Po niedzielnym konkursie w Titisee-Neustadt Goran Janus podał nazwiska pięciu zawodników, którzy pojadą na mistrzostwa świata do Falun. Wśród nich zabrakło najbardziej doświadczonego Roberta Kranjca.
Kranjec od 2008 roku był stałym punktem reprezentacji Słowenii podczas najważniejszych imprez. Jednak od początku tego roku nie był w stanie znaleźć optymalnej dyspozycji i najczęściej swoje występy w konkursach kończył na pierwszej serii. Nie pomogła również tygodniowa przerwa w startach.

Goran Janus do Falun zabierze pięciu skoczków - Petra Prevca, Jerneja Damjana, Jurija Tepeša, Matjaža Pungertara i Nejca Dežmana.
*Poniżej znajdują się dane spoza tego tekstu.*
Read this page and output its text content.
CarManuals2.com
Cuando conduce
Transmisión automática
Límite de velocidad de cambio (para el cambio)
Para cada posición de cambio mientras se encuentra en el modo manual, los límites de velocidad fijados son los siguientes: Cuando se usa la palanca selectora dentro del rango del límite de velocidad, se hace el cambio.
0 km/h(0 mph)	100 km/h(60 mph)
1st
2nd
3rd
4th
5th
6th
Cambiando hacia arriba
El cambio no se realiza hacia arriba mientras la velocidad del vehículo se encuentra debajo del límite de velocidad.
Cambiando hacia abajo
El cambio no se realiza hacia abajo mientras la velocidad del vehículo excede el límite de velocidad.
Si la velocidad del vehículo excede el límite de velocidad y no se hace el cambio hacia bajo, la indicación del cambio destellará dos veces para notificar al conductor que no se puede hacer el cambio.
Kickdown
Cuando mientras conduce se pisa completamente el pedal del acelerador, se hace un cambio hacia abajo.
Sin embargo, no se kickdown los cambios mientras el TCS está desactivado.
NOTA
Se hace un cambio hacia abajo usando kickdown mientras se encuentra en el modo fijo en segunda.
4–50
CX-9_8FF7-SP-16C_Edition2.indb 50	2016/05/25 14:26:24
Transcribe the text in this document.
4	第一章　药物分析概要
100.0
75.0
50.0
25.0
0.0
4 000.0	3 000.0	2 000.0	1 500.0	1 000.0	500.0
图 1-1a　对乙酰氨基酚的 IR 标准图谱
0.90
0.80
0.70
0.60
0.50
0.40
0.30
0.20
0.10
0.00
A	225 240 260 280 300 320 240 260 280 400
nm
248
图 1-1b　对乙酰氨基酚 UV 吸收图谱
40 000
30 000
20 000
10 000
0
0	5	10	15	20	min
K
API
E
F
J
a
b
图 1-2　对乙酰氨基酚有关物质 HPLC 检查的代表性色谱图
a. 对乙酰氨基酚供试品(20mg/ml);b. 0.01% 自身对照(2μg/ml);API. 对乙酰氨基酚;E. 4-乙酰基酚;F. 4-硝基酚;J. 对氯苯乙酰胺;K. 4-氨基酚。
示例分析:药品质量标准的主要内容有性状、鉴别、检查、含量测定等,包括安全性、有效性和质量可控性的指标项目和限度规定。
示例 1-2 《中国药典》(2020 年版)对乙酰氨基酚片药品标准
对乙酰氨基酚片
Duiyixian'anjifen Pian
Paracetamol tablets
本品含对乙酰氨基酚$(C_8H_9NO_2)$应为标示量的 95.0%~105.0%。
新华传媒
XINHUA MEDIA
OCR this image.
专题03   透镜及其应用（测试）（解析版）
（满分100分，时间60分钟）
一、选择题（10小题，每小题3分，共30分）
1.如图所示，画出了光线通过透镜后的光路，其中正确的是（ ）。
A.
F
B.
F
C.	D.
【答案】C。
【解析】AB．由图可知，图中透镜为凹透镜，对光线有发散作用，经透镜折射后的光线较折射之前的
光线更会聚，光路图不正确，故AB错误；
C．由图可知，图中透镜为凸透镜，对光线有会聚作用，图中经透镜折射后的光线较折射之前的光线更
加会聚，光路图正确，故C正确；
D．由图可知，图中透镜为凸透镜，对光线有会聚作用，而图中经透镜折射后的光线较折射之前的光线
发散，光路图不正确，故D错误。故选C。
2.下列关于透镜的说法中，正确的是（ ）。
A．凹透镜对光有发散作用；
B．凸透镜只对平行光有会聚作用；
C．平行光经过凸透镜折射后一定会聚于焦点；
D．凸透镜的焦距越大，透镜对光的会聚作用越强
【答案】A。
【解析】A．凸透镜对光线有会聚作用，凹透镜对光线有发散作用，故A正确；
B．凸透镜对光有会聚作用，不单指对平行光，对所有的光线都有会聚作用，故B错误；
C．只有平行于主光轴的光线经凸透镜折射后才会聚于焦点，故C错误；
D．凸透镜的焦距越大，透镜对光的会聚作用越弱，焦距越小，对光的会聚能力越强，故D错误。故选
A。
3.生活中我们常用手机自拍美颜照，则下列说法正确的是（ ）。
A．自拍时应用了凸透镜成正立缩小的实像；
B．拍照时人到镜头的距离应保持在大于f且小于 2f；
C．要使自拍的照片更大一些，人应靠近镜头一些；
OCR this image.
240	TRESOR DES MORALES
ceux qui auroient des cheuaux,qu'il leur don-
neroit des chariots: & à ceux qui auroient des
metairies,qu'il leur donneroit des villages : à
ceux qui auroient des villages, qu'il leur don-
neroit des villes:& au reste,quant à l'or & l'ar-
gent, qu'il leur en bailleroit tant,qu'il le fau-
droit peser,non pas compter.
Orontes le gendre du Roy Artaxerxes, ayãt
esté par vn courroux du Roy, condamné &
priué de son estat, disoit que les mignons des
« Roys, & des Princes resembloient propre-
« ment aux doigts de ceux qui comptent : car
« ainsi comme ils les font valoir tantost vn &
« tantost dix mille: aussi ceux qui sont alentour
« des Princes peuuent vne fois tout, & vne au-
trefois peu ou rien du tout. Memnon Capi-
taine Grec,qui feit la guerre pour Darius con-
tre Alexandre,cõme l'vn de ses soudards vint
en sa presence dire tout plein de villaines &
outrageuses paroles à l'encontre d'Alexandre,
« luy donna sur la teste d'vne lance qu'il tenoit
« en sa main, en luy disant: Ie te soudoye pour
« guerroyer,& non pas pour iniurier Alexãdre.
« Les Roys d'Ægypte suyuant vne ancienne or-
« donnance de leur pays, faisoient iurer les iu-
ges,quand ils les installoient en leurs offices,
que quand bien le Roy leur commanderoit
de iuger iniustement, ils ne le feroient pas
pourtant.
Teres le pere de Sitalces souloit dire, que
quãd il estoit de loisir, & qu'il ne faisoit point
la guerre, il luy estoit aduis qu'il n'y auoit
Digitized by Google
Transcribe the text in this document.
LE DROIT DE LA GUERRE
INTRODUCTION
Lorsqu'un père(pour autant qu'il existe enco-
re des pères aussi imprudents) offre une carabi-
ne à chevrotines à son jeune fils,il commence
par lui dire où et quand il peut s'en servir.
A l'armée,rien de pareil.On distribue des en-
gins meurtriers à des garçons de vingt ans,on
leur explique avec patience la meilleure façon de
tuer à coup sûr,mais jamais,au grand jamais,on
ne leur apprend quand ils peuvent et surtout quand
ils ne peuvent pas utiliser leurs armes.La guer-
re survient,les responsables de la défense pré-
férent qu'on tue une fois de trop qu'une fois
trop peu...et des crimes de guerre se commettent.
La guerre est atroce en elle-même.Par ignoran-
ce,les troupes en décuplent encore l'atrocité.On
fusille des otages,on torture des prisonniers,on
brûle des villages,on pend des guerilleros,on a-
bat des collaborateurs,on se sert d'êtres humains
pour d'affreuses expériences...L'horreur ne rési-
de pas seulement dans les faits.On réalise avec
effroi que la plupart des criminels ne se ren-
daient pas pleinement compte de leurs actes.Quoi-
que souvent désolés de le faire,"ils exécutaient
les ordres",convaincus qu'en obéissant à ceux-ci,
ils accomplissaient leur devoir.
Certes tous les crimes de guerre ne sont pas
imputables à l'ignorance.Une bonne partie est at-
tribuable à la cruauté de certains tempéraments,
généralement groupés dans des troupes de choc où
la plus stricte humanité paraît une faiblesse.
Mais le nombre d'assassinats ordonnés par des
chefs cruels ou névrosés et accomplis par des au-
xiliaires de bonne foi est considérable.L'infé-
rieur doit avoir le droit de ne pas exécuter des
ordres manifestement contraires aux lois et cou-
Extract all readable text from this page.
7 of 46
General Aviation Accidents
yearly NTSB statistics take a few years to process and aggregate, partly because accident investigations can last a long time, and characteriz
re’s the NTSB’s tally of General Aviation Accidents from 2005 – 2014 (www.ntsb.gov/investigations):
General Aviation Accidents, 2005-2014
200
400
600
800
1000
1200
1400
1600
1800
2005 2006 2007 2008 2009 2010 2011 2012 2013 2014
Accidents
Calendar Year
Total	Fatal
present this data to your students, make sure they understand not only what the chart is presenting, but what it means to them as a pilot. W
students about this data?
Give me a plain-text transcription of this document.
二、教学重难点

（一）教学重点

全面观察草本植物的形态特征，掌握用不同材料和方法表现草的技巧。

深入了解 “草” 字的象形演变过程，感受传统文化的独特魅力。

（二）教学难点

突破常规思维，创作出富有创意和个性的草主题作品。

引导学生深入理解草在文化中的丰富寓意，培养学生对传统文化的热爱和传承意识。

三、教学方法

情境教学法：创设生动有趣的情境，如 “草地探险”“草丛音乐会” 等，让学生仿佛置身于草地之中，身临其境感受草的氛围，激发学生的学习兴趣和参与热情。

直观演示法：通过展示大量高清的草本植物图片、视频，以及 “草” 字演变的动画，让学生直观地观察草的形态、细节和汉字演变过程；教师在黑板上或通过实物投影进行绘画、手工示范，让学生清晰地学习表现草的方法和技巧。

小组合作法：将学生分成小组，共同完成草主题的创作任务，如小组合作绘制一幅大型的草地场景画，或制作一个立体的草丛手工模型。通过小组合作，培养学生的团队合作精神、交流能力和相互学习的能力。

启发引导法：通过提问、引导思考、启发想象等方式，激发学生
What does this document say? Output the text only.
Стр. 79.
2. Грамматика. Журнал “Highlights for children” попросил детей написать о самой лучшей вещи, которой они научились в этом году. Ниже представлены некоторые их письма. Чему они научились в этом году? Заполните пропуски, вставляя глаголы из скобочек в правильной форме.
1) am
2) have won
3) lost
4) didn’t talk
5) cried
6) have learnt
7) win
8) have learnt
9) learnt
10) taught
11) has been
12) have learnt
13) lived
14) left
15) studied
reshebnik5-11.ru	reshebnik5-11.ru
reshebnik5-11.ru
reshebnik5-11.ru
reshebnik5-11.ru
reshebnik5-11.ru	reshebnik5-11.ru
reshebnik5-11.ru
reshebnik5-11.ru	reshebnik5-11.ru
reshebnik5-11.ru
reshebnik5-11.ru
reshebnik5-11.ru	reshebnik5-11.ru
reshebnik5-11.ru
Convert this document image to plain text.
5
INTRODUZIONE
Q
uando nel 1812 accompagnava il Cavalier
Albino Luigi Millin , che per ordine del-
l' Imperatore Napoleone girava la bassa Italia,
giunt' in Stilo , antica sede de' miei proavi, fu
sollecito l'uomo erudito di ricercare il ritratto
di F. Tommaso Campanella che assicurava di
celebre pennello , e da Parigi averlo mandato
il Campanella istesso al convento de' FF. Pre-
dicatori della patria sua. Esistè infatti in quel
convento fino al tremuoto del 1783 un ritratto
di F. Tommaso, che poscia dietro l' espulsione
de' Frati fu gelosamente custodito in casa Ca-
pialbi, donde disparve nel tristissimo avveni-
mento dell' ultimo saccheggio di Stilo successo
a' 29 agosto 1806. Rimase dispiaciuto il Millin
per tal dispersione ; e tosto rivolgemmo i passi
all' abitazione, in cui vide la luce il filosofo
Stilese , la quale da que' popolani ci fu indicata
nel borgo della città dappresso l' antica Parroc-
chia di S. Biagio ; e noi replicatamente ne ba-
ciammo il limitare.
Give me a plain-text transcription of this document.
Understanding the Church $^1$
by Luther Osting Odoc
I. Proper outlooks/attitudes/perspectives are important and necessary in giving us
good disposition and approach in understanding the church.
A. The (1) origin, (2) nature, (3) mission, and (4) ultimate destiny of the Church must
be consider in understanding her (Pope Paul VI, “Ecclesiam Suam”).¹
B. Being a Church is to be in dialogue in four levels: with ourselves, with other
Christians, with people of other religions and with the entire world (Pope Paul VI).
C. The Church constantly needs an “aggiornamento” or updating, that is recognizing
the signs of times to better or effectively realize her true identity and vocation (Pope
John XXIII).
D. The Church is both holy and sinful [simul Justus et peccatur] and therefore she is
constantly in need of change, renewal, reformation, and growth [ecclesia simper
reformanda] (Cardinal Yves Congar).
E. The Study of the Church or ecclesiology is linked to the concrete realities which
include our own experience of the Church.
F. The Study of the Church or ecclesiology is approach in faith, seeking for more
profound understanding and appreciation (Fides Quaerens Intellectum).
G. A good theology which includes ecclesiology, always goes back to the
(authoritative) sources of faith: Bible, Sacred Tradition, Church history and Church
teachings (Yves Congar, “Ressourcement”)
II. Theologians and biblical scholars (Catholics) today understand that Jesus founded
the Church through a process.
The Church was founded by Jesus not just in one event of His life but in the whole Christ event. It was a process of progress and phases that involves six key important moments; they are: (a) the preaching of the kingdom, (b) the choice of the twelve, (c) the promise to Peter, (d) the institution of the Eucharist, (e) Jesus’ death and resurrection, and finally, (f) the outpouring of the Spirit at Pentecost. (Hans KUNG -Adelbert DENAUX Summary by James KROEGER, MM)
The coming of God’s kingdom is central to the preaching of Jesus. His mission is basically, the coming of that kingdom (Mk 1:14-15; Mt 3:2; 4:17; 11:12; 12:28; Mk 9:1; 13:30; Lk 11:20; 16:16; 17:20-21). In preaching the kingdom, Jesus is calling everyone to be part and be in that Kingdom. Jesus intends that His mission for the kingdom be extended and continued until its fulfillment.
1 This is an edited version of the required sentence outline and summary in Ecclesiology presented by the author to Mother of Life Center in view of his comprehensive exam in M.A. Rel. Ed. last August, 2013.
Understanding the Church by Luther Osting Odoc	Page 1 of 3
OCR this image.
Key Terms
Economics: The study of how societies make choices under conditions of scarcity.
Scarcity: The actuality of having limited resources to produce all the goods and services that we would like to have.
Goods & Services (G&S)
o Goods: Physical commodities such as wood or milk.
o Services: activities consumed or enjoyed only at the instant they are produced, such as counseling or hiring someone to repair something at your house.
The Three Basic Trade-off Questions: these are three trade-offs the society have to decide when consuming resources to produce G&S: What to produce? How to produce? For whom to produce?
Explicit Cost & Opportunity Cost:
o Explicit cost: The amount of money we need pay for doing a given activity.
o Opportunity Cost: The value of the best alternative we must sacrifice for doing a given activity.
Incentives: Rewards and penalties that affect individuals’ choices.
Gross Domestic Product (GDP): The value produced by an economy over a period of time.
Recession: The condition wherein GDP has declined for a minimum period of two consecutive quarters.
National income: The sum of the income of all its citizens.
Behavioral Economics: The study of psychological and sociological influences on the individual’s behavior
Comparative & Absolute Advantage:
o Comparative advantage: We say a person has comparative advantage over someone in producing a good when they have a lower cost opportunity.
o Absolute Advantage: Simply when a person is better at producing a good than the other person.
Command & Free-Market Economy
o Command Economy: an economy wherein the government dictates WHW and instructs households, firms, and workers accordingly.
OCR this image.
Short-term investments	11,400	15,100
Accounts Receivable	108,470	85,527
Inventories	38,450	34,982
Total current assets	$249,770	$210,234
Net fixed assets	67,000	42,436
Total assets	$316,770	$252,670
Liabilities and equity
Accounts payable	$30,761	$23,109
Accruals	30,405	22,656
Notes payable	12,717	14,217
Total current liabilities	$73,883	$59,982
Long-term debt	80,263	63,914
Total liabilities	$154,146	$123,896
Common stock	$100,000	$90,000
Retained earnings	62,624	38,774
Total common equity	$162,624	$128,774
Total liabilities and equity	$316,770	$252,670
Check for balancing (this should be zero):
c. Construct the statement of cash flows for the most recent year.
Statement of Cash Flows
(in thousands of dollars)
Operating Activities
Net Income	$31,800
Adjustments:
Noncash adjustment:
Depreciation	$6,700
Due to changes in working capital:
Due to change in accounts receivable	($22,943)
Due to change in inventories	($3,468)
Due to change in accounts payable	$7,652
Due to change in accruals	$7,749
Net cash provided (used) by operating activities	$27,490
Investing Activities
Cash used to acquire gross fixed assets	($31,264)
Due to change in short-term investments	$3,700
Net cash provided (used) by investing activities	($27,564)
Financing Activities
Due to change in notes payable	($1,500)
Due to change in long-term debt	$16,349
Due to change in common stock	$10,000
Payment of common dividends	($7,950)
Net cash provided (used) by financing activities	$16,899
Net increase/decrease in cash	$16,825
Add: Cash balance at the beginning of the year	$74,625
Dla Dežmana będzie to debiut w imprezie najwyższej rangi. 22-letni Słoweniec w sobotnim konkursie w Titisee-Neustadt, zajmując trzynaste miejsce, osiągnął swój drugi najlepszy wynik - po jedenastej lokacie w Bischofshofen - w tym sezonie. Był również mocnym punktem słoweńskiej drużyny w konkursach drużynowych - w tym w zakończonym wielkim triumfem podopiecznych Gorana Janusa w ubiegłym tygodniu w Willingen.

Niedzielny konkurs w Titisee-Neustadt nie należał do udanych dla słoweńskiej ekipy. Najwyżej sklasyfikowany z podopiecznych Gorana Janusa - Peter Prevc - zajął dopiero siódmą lokatę. Poza nim punktowali jedynie Matjaž Pungertar i Jernej Damjan.

- W pierwszym skoku popełniłem spory błąd, z powodu którego nie walczyłem o najwyższe lokaty. W drugiej serii skok był dużo lepszy - w rzeczywistości najlepszy, jaki oddałem w Titisee-Neustadt. Z ostatecznego wyniku tego konkursu nie jestem w pełni zadowolony - przyznał Prevc.

- Dzisiejszy konkurs był nieprzewidywalny, warunki na skoczni szybko się zmieniały, dlatego gratulacje dla Petra za wspaniały skok. Szkoda, że w ostatniej fazie lotu nie miał żadnej pomocy wiatru, bo wtedy poleciałby dalej - ocenił Janus.